A Pâques comme à Noel, quand c’était le jour des cozonaci, un véritable marathon commençait dès la semaine précédente, avec l’achat des BONNES noix, des paquets de farine, de sucre, des litres de lait FRAIS ENTIER, des plaquettes de beurre… Puis pendant un ou deux soirs on entendait le bruit familier du casse-noix, suivi du bruit tout aussi familier du moulinet… ça nous avait gâché notre film, mais la poudre de noix était prête! Le jour J, avec une organisation sans faille et sans une minute de relâche, de 6h à minuit, étaient confectionnés une douzaine de cozonaci. Le lendemain, un doute traversait son esprit: y en avait-il assez? Elle avait oublié la cousine de Mme Tartempion, à qui justement elle avait promis… Je courais donc racheter des ingrédients, et c’était reparti pour un tour!

Vous l’avez compris, Buni travaillait beaucoup, mais lorsqu’elle ne travaillait pas, elle avait des centres d’intérêt, principalement quatre.

La lecture

Sur nos lieux de vacances, l’approvisionnement de Buni en magazines et journaux divers était essentiel au quotidien, nous étions ainsi au courant de toute l’actualité, assortie des commentaires bien sentis de Buni sur l’état de la France, la marche du monde et la roublardise de la classe politique (“ tous des voleurs!”). Buni lisait donc beaucoup, et tout ce qui lui tombait sous la main, les livres des enfants, les propectus […]

Le téléphone

Tous les jours, et même plusieurs fois par jour, Buni appelait Liliana, ou Liliana appelait Buni. Liliana était pour elle comme sa fille adoptive. Parfois Buni se plaignait de moi, de mon attitude peu gentille à son égard, ce qui avait le don, à tort, de m’exaspérer… Dernièrement Liliana m’a assuré qu’elle mettait un point d’honneur à oublier aussitôt tout ce qu’elle apprenait de désobligeant à mon sujet, ce qui m’a bien soulagée!

L’église

Lorsque Buni se levait, le dimanche matin, elle cherchait le moyen le plus approprié pour se rendre à la Liturgie: ce pouvait être le bus, le train, l’auto-stop, tout cela à la fois, ou par chance, la voiture familiale… A son retour, radieuse, rapportant du pain béni et des fruits du marché ‘pour les enfants’, elle n’avait pas de mot assez fort pour qualifier ce à quoi elle avait assisté: c’était superb, tellement beau (atît de frumos) !

Le supermarché

C’était l’autre lieu de prédilection de Buni, juste après l’église… Elle le connaissait comme sa poche, et pouvait passer des heures à examiner chaque produit de façon minutieuse, même si elle n’envisageait pas d’achat, juste pour le plaisir. Sans oublier les causeries, assise aux côtés de Florina, la dame des chariots.

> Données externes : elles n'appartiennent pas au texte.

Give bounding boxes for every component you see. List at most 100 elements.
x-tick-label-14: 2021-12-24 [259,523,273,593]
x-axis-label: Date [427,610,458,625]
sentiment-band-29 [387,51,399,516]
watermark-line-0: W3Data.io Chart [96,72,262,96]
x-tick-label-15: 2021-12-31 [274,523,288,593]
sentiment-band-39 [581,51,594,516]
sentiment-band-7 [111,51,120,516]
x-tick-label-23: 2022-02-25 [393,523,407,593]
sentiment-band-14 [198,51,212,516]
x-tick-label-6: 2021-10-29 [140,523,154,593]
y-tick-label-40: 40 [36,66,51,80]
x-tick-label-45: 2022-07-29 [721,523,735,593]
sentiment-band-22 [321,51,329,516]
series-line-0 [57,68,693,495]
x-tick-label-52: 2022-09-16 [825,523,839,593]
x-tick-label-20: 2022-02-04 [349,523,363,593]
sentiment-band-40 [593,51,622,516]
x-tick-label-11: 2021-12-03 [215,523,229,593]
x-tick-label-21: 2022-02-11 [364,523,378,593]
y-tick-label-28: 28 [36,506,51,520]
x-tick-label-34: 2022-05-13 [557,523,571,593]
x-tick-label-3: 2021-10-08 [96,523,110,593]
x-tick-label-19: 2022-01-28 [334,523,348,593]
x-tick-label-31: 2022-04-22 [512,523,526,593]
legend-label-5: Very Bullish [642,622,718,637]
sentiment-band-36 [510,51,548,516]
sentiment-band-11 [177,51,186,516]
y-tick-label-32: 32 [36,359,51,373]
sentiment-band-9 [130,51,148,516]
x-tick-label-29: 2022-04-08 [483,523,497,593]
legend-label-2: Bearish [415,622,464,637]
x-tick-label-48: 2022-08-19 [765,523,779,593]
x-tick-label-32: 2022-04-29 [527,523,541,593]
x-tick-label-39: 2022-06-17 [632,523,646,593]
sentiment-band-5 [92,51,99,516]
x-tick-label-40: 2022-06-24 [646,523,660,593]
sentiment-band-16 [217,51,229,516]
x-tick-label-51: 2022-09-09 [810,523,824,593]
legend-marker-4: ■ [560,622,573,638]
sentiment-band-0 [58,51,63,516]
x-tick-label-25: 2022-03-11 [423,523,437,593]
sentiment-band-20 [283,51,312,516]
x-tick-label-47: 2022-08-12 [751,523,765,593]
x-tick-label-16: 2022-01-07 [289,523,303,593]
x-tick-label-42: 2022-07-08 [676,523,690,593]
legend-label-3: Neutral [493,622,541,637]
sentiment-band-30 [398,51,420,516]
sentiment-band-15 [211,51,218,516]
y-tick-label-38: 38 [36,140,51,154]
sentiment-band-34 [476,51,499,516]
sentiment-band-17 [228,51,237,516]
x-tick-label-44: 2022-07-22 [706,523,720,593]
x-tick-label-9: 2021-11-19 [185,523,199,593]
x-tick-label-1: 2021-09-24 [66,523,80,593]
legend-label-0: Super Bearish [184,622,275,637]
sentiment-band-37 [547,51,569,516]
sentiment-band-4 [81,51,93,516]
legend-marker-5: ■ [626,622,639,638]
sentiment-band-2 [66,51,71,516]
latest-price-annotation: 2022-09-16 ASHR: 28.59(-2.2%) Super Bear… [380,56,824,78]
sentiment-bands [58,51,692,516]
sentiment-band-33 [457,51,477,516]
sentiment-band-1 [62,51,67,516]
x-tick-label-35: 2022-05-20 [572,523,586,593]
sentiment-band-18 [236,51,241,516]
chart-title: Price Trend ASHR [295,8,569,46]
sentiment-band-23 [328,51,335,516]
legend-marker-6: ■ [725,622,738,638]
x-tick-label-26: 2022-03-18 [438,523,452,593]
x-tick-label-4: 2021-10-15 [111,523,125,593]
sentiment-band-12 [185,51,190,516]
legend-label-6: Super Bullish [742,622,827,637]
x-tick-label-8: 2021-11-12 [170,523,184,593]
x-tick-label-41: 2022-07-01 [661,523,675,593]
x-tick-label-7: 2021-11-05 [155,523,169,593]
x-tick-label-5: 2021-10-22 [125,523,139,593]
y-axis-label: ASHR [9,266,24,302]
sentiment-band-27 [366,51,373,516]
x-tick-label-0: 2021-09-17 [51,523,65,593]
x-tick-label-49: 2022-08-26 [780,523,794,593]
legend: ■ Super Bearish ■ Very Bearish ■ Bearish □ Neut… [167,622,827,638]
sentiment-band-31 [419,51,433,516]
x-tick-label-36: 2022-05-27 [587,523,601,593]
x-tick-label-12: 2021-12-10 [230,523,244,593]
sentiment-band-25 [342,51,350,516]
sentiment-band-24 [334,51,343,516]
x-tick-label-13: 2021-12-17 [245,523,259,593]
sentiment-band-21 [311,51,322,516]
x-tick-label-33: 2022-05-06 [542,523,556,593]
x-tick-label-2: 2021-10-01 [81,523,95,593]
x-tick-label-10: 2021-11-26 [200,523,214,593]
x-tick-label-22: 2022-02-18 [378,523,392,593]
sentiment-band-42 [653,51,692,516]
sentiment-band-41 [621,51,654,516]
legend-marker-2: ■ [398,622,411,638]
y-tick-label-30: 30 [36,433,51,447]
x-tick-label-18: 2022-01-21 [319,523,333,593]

J’espère que ces quelques souvenirs vous auront fait sourire, ceux qui me connaissent savent cependant que notre vie communautaire n’était pas toujours simple, on se faisait parfois de la peine, mais on se réconciliait toujours. Aujourd’hui je voudrais lui répéter ces paroles que j’entendais de sa part lorsque j’étais fâchée: “Iartà-mà pentru când te-am necàjit.

Je vais terminer ce mot en évoquant le témoignage d’une femme (Nicole Dron) qui a vécu ce qu’on appelle une NDE ou “mort clinique”, et qui raconte qu’au bout du tunnel, un être lumineux lui a posé cette question : “Et toi, combien as-tu aimé?”